For the month of August, we’re delving into the process of change and growth that humans undergo as we embark on our inner work journey.
My model of change, The Change Spiral, emerged as one of the frameworks that now underlies much of my work.
The quality of spiraling can feel like a revisiting of old themes and patterns in our lives as we move through the four domains of change: relationships, healing, capacity building, and communicating.
Last week, we focused on the domain of relationships. This week I’m highlighting the domain of healing.
And, what’s one of the biggest signs that we have healing work to do?
Being “triggered” in our relationships.
What do I mean by “triggered”?
Ok, yes, this word is widely overused (just like “trauma” is being grossly overused these days). I’m using the term “triggered” to refer to any time we’re having a reaction to someone or something that feels charged up and loaded in a way that also feels out of proportion to what is actually happening in the present moment.
For example, let’s say someone changes plans on you at the last minute, and you feel outraged and indignant, and you ruminate for the rest of the day about how disrespectful you think they are.
This may be a sign that you’re merging painful past experiences with your present moment experience.
While we might feel disappointed and a bit irritated at needing to adjust our plans at the last minute, anything more charged up than that is a sign that more is going on for us under the surface. When we load our present moment experience with unresolved past pain, we are being “triggered” or “activated.”
That’s when we know we might have some personal healing work to do before we can find our way back to wise actions.
What is healing work?
When I talk about psychological, emotional, mental, spiritual, or relational healing work in this context, I’m referring to all the ways we process through the accumulated pain of our lives and bring self-awareness, self-compassion, and self-understanding to who we are today.
- We might start to understand the dance between codependency and narcissism, and we begin to see our own patterns and how we contribute to drama triangles.
- We might begin to examine how our imperfect childhood experiences influenced us, framed our meaning-making systems, and led us to develop self-protective habits that now hold us back as adults.
- We might start to revisit traumatic experiences that we put away years ago and begin processing memories and feelings that we had been avoiding – until now.

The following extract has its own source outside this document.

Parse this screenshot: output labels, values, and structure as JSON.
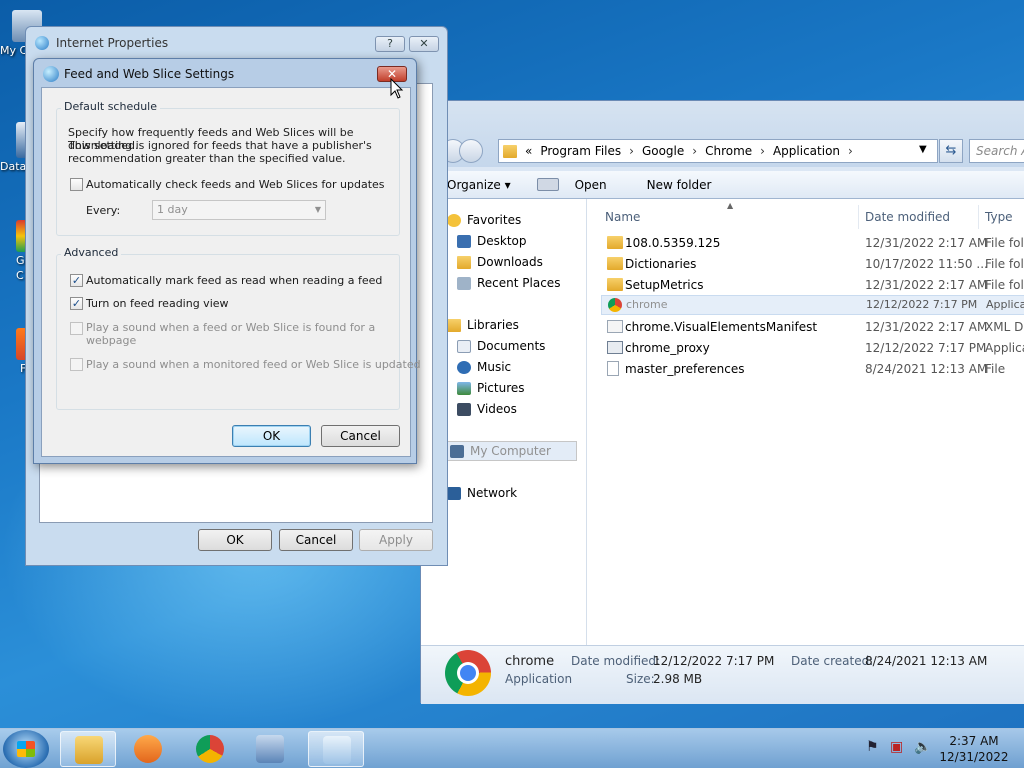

We get to feel again, we get to cry again, we get to express our authenticity again. We find empathic communities and nurturing spaces where we can heal what still hurts from the past and distorts our perceptions in the present.
Healing processes often involve developing a new relationship with the things that happened to us. We feel through the feelings attached to those experiences and memories. We bring a compassionate witnessing presence to ourselves as we reclaim parts of ourselves and bring ourselves back online again.
I want to stress this: In my professional opinion, healing is best done with a well-trained, highly qualified therapist/ guide within a private, confidential, predictable relational container. Deep healing is not a DIY project.
If you’re looking for deep healing work, you may want to consider working with professionals who have training and experience with modalities such as these:
- Internal Family Systems (IFS)
- Somatic Experiencing (SE)
- Sensorimotor Therapy
- Compassionate Inquiry
- Eye Movement Desensitization and Reprocessing (EMDR)
- Dialectical Behavior Therapy (DBT)
- Psychoanalytically and psychodynamically trained professionals tend to offer deeper, more characterological work over intense time periods
(This is not a complete nor exhaustive list, just a starting point.)
Healing work can bring up very painful memories and feelings and needs a strong, safe, and reliable relational container within which to do this work. Please do not try to DIY your healing work, especially if some of the ways you adapted to your early childhood experiences involved becoming uber responsible, super self reliant, or attuning to everyone else’s needs for your own safety.
What are the ways in which you have begun to heal? What methods and models have worked for you?